The user can choose whether to export to EMME/2 or to Emme 3. When Emme 3 is chosen, the Ip Address and Port are needed in order to call Emme 3 (this information is not necessary if only the text files are going to be generated). This information can be found in the INROkey Server Advanced folder.

The folder where the Emme databank or files will be created must be specified in the Output textbox.

The Use External ID option exports to Emme using centroid and node External IDs instead of their internal IDs. If this option is selected, the user must ensure that all centroids and nodes have unique numerical External IDs.

### Exporting the network geometry to Emme¶

To generate an Emme databank, select the menu File / Export / Emme Network to get to the Export to Emme dialog. The folder where the Emme databank or files will be created must be specified in the Output box. To export the geometry of the network, the size of the Emme license and the name and number that will be given to the scenario of the databank to be created must be supplied.

The option Generate structure to use OD totals as counts is used when additional nodes are to be generated to link the zone to a single node rather than link it to several nodes.

Finally, the Generate automatic Emmebank option must be selected if the databank is to be automatically created. Note that an Emme license must be available to generate the Emmebank, otherwise, only the files necessary to create the Emmebank will be generated. The next figure shows the dialog filled, ready to export the geometry.

### Exporting a matrix to Emme¶

The set of current matrices defined in the Aimsun document is listed after checking the Export Matrix option in the Matrix frame. Select those to be exported to Emme.

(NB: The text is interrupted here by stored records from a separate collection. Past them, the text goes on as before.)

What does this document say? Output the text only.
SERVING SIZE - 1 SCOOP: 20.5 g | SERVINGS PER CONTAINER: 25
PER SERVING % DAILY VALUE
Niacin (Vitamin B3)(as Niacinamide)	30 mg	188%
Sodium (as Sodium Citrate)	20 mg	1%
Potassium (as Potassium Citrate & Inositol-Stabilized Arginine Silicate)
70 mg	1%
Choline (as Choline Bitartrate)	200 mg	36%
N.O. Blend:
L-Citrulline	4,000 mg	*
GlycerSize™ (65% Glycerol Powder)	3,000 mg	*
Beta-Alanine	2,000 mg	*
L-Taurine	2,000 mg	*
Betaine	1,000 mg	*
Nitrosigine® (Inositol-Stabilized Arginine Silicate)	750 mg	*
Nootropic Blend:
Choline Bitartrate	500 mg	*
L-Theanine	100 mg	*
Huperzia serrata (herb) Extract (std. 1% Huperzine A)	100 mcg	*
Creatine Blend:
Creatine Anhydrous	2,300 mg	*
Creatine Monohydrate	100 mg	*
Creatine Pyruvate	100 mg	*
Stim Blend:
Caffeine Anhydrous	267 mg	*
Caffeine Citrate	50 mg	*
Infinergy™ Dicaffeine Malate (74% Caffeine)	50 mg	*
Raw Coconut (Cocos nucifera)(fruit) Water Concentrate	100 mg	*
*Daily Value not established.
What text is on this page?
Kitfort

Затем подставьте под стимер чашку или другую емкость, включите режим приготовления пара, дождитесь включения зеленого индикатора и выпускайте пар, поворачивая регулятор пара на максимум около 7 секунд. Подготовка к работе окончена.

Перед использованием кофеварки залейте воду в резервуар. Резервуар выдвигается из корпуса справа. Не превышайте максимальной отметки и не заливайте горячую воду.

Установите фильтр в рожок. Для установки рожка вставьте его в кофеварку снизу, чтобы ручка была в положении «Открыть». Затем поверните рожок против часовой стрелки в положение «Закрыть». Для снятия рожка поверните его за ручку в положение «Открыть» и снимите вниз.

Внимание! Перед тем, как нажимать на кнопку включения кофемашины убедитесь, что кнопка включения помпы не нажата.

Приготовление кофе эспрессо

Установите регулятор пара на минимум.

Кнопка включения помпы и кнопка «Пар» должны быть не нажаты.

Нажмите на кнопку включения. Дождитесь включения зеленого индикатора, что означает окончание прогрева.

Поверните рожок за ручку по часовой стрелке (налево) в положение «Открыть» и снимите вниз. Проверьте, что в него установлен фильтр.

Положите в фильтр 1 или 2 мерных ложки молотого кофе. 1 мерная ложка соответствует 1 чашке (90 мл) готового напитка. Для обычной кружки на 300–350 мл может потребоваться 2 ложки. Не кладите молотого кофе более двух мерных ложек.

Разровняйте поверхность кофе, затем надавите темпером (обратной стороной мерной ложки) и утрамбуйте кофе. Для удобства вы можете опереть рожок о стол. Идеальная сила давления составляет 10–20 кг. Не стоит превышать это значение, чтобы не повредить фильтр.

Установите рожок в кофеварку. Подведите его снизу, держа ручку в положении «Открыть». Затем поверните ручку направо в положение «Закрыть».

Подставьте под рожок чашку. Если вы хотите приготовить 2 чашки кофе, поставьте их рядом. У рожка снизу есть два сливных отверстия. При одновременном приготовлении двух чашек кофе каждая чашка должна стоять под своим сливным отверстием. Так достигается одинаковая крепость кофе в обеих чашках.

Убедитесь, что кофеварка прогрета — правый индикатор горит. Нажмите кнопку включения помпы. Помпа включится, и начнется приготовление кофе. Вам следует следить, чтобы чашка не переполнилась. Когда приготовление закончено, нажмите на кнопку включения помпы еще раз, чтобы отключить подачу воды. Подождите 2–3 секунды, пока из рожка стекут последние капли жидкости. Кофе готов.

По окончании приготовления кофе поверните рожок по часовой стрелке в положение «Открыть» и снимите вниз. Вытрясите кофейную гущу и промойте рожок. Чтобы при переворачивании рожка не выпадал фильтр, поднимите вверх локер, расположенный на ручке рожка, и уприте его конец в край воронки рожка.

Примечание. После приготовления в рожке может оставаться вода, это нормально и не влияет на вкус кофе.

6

### Converting a Detection Time Series to Emme format¶

In the Detection frame, check the Detection Translation option and specify the Time Series and interval to be translated.

Select any of the available time series either in sections or in detectors, the counts of the selected time series will be stored in a file called ‘counts.det’. Select any of the available time series in turns, the counts will be stored in a file named ‘turningCounts.det’.

And after the translation of the corresponding Time Series, the resulting file is as shown below.

If the geometry export is done with the Generate structure to use OD totals as counts option selected. The total generations and attractions by zone will be included in the Detection file.

### Exporting Transit Lines to Emme¶

To export the Transit lines, check the Export Transit option, select the Time Slice and define the Speed. The Time Slice parameter is used to select the nearest timetable (in terms of time) of each transit line, which will be exported. The Speed parameter is used to set the default speed in the Emme format.

All exported lines are stored in ‘d221.in’ file.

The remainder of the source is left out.